Greater awareness of behavioural disorders among educators, instituting guidelines around the use of appropriate screening tools (within the boundaries of local legislation), and modifying existing school exclusion criteria to include appropriate screening recommendations may be of some value. Such measures will not only prove beneficial to the child in question, but are also likely to demonstrate that the attendant burdens and costs of school exclusions to the impacted families, the schools, and the wider community will be considerably better managed if not significantly reduced as a consequence. Considering ADHD as a common disruptive behaviour, there are some studies which have demonstrated the effectiveness of some school-based. Considering ADHD recognition and management programs has been reported. One such study conducted in the UK by Sayal and colleagues (2006) looked at whether educating teachers about ADHD improved their recognition of the disorder in the classroom. After specialized training, the proportion of children identified by teachers as having probable ADHD increased from 3.2% to 4.1% of all pupils (p < .05). This increase was accompanied by improved correlation between teacher recognition and a diagnostic algorithm (from 32% before training to 50% afterwards; p < .05). The authors concluded that a brief educational intervention for teachers could help to improve the identification of undiagnosed children with ADHD in the community.

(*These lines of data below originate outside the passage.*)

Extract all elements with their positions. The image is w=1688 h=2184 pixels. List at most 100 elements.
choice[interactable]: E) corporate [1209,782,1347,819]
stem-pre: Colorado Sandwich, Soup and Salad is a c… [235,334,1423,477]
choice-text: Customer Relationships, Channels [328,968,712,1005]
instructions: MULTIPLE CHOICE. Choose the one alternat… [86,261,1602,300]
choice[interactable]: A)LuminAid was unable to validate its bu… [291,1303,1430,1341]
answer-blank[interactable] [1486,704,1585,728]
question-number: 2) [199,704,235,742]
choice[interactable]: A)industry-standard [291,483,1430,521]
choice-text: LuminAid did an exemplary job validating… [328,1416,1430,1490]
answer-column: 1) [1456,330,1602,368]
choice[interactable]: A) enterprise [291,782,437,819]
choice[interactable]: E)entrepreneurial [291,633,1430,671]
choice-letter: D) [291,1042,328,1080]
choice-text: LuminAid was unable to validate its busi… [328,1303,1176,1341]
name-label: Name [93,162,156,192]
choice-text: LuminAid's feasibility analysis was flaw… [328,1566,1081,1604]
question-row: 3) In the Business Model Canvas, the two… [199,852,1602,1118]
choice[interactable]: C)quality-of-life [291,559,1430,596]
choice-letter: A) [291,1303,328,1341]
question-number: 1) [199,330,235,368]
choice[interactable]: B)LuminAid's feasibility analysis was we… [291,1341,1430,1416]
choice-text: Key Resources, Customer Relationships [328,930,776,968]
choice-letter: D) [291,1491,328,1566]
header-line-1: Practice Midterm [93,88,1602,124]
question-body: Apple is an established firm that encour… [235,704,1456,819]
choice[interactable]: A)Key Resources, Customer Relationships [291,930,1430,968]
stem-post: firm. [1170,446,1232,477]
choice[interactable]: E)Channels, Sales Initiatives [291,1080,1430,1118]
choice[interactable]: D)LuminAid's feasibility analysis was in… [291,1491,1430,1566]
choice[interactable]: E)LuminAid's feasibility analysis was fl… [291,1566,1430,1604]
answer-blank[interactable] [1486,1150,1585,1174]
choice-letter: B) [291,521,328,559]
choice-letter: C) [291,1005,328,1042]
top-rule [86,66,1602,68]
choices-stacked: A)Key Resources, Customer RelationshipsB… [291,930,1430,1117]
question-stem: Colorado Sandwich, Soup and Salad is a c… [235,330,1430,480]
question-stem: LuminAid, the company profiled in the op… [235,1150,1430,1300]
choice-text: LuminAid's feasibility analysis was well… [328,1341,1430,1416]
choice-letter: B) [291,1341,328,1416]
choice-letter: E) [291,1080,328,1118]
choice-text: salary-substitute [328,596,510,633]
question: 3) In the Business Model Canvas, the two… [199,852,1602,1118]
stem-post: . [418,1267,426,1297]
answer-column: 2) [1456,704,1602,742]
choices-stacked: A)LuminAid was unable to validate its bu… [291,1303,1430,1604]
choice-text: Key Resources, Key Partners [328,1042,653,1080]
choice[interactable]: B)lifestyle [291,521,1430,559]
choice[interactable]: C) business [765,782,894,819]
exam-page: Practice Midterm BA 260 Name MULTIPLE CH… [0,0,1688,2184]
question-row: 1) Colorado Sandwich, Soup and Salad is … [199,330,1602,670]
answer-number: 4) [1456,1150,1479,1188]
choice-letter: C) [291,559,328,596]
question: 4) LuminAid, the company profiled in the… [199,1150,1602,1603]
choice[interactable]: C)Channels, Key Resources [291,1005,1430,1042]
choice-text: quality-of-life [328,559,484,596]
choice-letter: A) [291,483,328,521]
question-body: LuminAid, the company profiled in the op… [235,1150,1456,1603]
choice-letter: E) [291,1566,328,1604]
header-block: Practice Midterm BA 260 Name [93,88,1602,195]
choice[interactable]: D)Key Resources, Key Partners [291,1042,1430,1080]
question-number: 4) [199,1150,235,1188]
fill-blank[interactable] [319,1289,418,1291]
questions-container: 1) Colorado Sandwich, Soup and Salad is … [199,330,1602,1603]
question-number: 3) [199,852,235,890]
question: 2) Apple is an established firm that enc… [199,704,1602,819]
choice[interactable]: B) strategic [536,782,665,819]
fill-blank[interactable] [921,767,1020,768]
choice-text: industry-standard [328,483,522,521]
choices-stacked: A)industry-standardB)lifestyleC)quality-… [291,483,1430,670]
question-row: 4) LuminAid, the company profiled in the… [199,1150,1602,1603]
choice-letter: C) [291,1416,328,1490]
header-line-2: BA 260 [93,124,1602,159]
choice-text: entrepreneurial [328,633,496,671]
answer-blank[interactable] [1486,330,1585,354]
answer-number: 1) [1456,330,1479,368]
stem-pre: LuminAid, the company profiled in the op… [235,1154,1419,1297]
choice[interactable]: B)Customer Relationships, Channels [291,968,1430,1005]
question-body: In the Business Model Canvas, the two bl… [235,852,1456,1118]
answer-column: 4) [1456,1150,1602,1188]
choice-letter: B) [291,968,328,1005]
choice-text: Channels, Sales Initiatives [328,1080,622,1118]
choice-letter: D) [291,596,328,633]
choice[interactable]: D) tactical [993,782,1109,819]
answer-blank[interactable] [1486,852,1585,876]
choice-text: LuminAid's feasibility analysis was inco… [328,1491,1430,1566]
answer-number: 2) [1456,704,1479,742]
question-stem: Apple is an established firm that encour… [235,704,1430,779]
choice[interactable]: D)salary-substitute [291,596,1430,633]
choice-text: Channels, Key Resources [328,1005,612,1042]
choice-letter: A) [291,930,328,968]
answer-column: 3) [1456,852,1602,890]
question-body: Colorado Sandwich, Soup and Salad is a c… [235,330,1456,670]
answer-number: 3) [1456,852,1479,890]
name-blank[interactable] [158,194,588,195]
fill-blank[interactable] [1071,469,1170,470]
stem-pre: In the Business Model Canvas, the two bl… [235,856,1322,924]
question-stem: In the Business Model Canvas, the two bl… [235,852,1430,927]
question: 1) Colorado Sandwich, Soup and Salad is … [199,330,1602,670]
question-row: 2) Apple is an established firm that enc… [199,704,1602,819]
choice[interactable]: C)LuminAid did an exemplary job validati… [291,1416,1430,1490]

Exclusion from school— widely used as a disciplinary tool in the UK—can have a lasting and often detrimental impact not only on the child, but also their families and carers, their schools, and even the community as a whole. Persistent disruptive behaviour accounts for a high proportion of fixed-term and permanent school exclusions in the United Kingdom, but consensus is currently lacking regarding a clear definition for the term. Some students excluded for persistent disruptive behaviour may be showing symptoms of an undiagnosed behavioural disorder, in particular the condition of ADHD with or without co morbid ODD and CD. Fixed-term disciplinary exclusion could, therefore, represent the first opportunity to detect such disorders. Early intervention by the school/teacher and subsequent screening and diagnosis by a medical professional may help many children to realise their full potential by preventing disruptive behaviours from becoming persistent. Diagnosis may in turn, help to circumvent the avoidable burdens of multiple fixed-term exclusions or even permanent exclusion. Improving the level of training received by teachers will also help to identify children at risk of behavioural disorders before the problem escalates further.